The value of poisson's ratio lies between......... (A) - 1 to \((1 / 2)\) (B) \(-(3 / 4)\) to \([(-1) / 2]\) (C) \(-(1 / 2)\) to 1 (D) 1 to 2

Poisson's ratio, denoted by ν (nu), is a measure of how a material deforms under stress. Its values range from -1 to 0.5 for most materials. Simply put, Poisson's ratio is always between -1 and 0.5.

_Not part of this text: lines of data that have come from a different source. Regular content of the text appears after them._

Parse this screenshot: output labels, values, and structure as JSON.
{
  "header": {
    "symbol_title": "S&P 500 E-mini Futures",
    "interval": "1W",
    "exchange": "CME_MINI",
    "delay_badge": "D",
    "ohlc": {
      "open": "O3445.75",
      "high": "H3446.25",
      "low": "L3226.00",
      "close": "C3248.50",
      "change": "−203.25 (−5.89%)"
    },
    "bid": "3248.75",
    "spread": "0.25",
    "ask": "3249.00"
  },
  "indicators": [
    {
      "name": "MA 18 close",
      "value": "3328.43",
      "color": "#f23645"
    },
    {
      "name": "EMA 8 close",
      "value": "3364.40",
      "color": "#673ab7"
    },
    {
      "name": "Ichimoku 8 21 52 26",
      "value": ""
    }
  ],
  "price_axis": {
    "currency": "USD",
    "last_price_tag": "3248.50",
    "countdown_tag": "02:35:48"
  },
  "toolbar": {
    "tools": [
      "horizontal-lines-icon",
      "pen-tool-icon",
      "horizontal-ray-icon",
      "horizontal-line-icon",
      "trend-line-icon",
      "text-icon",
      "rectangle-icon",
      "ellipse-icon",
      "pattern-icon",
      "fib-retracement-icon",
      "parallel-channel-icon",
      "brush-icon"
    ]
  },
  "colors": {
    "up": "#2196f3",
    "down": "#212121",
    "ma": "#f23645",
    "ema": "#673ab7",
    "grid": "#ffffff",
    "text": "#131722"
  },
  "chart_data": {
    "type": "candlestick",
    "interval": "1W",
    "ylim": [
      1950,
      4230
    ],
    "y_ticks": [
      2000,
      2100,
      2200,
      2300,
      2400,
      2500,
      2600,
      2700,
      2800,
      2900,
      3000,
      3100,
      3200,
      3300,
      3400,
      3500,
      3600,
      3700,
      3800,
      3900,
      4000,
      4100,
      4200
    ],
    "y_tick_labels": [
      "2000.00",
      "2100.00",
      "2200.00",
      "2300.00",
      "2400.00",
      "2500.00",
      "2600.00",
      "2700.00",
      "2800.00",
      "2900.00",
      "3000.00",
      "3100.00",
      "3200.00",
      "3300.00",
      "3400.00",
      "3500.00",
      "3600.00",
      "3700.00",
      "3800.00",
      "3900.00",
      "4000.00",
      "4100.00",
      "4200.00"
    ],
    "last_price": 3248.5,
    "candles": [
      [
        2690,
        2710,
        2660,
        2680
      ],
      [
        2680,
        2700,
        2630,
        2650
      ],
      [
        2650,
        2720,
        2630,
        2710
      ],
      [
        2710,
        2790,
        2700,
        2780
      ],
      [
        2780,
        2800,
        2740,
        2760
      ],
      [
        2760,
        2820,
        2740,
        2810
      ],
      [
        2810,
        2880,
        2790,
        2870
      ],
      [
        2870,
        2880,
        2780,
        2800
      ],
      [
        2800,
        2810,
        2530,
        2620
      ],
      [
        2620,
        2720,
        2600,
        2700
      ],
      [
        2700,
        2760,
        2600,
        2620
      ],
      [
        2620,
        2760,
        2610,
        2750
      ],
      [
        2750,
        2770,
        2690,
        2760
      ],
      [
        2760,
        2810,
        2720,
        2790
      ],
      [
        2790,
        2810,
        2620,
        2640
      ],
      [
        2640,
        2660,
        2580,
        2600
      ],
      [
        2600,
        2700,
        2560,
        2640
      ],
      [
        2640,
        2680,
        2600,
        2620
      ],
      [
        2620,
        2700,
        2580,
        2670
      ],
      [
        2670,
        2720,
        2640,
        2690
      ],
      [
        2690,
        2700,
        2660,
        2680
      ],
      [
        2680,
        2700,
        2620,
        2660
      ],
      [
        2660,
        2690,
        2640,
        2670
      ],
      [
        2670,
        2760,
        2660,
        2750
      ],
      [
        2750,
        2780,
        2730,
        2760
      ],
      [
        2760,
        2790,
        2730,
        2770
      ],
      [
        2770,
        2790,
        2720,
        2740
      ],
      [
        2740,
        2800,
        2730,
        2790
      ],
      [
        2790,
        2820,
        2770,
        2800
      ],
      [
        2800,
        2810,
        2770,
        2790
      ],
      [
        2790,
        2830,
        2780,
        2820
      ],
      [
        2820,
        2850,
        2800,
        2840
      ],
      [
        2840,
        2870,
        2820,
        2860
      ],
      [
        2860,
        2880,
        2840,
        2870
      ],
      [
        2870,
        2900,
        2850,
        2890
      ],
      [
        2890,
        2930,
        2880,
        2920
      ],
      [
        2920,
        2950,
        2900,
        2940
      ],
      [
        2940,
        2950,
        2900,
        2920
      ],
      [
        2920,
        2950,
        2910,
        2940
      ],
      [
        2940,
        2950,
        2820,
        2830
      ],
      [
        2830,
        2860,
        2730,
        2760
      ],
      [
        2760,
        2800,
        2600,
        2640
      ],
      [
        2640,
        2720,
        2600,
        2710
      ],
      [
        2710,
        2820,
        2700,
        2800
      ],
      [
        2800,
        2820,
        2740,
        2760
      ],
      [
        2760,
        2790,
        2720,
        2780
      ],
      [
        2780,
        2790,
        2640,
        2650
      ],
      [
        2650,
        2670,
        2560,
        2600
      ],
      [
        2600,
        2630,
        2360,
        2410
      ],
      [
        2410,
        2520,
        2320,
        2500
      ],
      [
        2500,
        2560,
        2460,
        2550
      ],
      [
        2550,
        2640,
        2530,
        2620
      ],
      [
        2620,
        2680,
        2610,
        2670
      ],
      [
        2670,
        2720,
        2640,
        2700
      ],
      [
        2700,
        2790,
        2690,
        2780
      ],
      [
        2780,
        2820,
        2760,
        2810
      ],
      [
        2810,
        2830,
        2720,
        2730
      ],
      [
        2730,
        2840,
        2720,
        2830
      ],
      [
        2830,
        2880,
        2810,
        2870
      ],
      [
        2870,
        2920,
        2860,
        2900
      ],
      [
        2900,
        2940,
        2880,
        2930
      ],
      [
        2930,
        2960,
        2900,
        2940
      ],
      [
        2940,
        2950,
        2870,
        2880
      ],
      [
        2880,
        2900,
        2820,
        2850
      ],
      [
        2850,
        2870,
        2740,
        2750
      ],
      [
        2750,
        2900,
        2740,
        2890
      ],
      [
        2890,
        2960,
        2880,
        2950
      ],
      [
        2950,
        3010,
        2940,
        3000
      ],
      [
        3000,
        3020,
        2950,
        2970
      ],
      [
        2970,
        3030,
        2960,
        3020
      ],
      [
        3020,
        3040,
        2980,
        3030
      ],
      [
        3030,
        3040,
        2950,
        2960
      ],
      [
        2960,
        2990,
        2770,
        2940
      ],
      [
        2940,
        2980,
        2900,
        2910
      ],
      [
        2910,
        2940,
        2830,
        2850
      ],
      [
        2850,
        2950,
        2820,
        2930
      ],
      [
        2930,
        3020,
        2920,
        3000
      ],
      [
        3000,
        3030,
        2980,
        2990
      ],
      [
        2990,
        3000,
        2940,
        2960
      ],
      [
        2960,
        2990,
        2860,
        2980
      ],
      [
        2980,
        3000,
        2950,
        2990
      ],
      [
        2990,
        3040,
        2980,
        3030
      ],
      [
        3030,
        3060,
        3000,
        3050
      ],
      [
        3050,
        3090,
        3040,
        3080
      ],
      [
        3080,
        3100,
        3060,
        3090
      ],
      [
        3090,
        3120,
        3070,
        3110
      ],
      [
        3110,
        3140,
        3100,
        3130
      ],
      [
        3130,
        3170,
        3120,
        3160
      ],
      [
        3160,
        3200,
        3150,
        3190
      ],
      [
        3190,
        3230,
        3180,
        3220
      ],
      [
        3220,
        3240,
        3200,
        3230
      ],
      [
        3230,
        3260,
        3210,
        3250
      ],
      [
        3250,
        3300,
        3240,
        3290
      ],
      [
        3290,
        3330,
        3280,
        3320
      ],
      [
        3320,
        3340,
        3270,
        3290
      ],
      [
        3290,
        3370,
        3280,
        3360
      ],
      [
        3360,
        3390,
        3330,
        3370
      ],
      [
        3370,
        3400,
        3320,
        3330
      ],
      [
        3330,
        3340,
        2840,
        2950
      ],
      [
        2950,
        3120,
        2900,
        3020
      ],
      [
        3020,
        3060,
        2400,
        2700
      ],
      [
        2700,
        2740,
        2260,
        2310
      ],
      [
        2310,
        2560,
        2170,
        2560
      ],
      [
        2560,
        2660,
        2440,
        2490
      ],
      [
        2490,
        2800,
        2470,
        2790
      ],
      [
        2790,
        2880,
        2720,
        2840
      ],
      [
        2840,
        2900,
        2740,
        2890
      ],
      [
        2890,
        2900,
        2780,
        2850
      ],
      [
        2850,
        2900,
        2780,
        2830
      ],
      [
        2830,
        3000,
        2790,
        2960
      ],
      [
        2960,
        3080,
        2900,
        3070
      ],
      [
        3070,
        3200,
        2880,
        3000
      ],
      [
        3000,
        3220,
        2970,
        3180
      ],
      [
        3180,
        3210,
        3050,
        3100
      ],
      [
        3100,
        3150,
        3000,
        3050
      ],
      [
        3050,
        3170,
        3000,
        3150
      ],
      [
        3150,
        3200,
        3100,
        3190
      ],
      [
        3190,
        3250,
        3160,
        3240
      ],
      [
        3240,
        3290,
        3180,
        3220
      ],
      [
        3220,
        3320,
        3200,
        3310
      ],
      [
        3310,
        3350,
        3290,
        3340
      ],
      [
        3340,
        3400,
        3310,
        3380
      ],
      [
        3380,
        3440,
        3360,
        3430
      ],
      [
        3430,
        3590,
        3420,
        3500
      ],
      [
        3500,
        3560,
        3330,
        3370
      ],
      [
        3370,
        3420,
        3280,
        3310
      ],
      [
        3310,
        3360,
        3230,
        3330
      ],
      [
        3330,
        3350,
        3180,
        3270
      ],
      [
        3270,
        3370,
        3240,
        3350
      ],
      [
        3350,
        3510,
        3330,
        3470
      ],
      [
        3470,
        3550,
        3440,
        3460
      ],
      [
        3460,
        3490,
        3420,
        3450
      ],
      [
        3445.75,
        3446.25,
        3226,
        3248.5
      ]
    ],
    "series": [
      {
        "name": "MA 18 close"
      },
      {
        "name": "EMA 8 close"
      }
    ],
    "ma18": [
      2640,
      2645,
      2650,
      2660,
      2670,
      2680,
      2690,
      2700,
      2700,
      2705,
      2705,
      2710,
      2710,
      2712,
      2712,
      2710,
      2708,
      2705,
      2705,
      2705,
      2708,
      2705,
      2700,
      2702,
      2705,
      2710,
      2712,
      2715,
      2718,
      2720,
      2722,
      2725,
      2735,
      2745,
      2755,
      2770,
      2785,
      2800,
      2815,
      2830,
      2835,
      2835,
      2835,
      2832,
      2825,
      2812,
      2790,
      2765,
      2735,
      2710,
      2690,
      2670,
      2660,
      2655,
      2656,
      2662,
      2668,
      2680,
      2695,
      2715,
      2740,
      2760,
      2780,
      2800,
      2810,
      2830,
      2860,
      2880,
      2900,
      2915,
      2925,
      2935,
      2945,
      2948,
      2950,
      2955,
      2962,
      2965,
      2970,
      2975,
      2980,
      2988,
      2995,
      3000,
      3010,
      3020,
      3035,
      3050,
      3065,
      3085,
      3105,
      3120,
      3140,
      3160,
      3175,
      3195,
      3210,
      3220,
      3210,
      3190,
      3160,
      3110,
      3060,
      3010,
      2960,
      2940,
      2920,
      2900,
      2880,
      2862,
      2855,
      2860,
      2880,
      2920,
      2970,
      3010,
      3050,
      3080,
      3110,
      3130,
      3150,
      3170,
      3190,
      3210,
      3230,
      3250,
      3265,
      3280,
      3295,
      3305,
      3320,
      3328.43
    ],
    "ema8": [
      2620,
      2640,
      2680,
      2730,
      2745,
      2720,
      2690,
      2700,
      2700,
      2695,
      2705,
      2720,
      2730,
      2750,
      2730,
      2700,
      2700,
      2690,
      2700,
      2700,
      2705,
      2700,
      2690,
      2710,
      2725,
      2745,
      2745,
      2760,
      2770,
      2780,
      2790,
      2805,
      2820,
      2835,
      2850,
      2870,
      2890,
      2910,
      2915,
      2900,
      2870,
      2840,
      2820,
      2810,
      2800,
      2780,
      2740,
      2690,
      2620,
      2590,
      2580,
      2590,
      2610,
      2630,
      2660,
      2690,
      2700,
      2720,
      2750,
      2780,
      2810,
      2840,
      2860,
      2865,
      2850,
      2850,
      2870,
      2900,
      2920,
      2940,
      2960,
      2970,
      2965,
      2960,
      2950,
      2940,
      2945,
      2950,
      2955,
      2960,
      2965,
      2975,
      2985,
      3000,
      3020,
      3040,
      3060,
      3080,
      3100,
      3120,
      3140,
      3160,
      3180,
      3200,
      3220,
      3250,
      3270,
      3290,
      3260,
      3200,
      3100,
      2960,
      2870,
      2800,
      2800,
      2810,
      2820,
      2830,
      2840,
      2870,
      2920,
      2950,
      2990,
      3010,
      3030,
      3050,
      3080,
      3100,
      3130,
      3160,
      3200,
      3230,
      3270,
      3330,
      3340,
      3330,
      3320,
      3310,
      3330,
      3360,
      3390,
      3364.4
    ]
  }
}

Here are the given options: (A) - 1 to \((1 / 2)\) (B) \(-(3 / 4)\) to \([(-1) / 2]\) (C) \(-(1 / 2)\) to 1 (D) 1 to 2 Now, we simply need to determine which of these options fits within the known range of Poisson's ratio. (A) This option has the correct range, which is from -1 to 0.5. (B) The lower limit is correct, but the upper limit is incorrect. If this were the correct range, it would mean that Poisson's ratio could never be between -0.5 and 0.5, but we know from our understanding of the material property that this is not true. (C) The lower limit is incorrect, as Poisson's ratio can be between -1 and -0.5. The upper limit is also incorrect, as we know that the upper limit of Poisson's ratio is 0.5, not 1. (D) This range is entirely outside the known range of Poisson's ratio, so it is not the correct answer.

Comparing all given options to the known range of Poisson's ratio, we find that option (A) is the correct answer. The value of Poisson's ratio lies between -1 and \((1 / 2)\).